Menurut Bupati, Program Klaster Mandiri merupakan terobosan yang efektif untuk keadilan ekonomi dalam bingkai kehalalan dan keberkahan. Penyelenggaraan workshop ini diharapkan memberikan dukungan pada program untuk menguatkan komitmen bersama. Program yang memiliki perspektif dan unggul, lanjutnya, tidak hanya terhenti sebagai konsep jika tidak diimbangi secara langkah konkret. Dan, hal ini bisa dijadikan agenda bersama.
“Dengan prinsip terpadu, Dompet Dhuafa berhasil membangun kawasan Zona Madina yang berdaya saing bagi peningkatan kesejahteraan masyarakat secara menyeluruh,” pungkas Rahmat Yasin.
Sementara, Direktur Program Dompet Dhuafa Muhammad Thoriq menjelaskan, setelah menginjak usia 19 tahun, Dompet Dhuafa berusaha menyejahterakan orang yang tidak mampu. Langkah ini di antaranya melalui program Klaster Mandiri yang di antaranya dijalankan di desa-desa sekitar Zona Madina.
“Kekuatan kami di program ada empat: kesehatan, pendidikan, kebencanaan, dan ekonomi. Dompet Dhuafa ingin menyatukan program-program dalam satu zona.
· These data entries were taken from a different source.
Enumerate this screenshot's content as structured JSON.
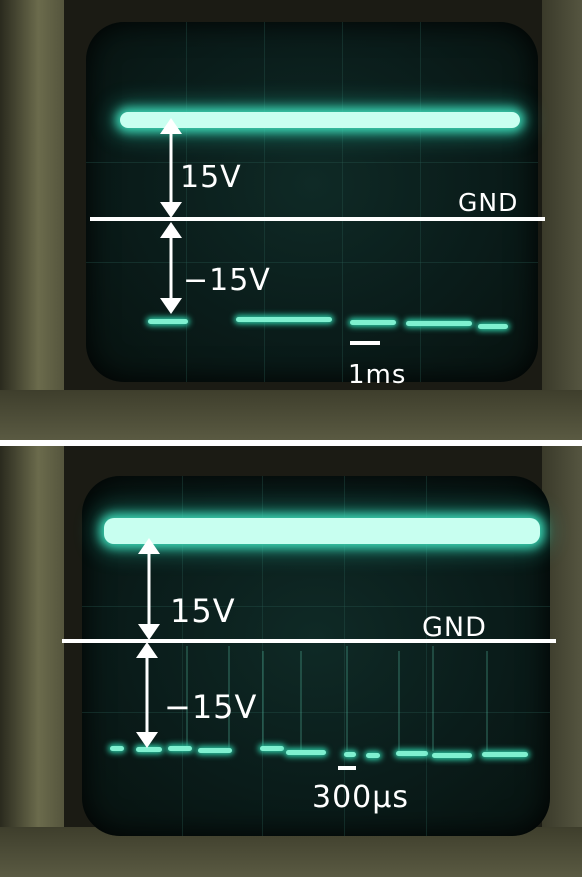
{
  "top_panel": {
    "upper_level": "15V",
    "lower_level": "−15V",
    "ground": "GND",
    "timebase": "1ms"
  },
  "bottom_panel": {
    "upper_level": "15V",
    "lower_level": "−15V",
    "ground": "GND",
    "timebase": "300μs"
  },
  "colors": {
    "trace": "#7ff0d0",
    "screen": "#0a1c1a",
    "annotation": "#ffffff"
  }
}
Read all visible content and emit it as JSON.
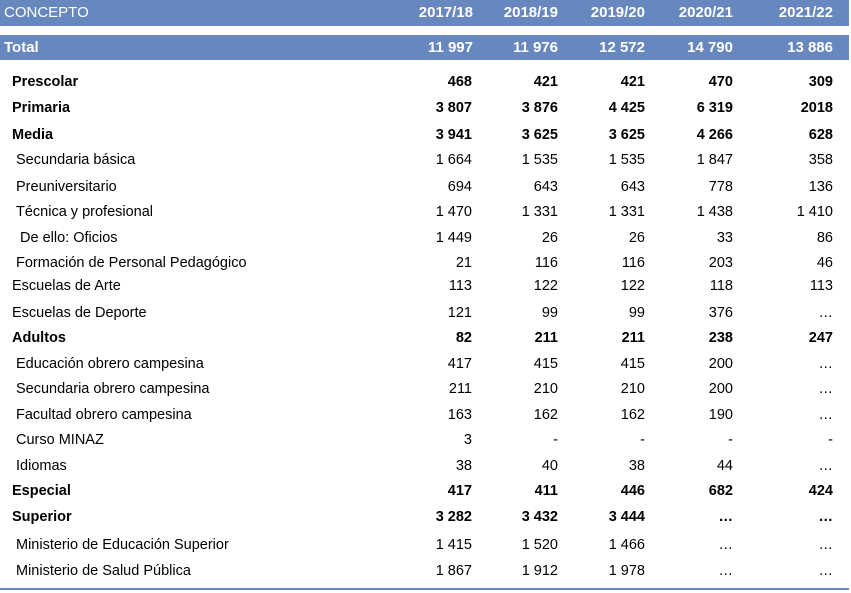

Klaster sementara ada di lima wilayah, Bogor, Blora, Kulon Progo, Lebak dan Bantaeng. Program ini adalah milik bersama. DD hanya sebagai perantara. Pijakan kita tentu prinsip bekerja berjamaah itu lebih baik daripada bekerja sendiri. Sama halnya Dompet Dhuafa, program ini ada karena dukungan dari bapak ibu semua,” papar Muhammad Thoriq di depan sekitar 100 orang peserta workshop.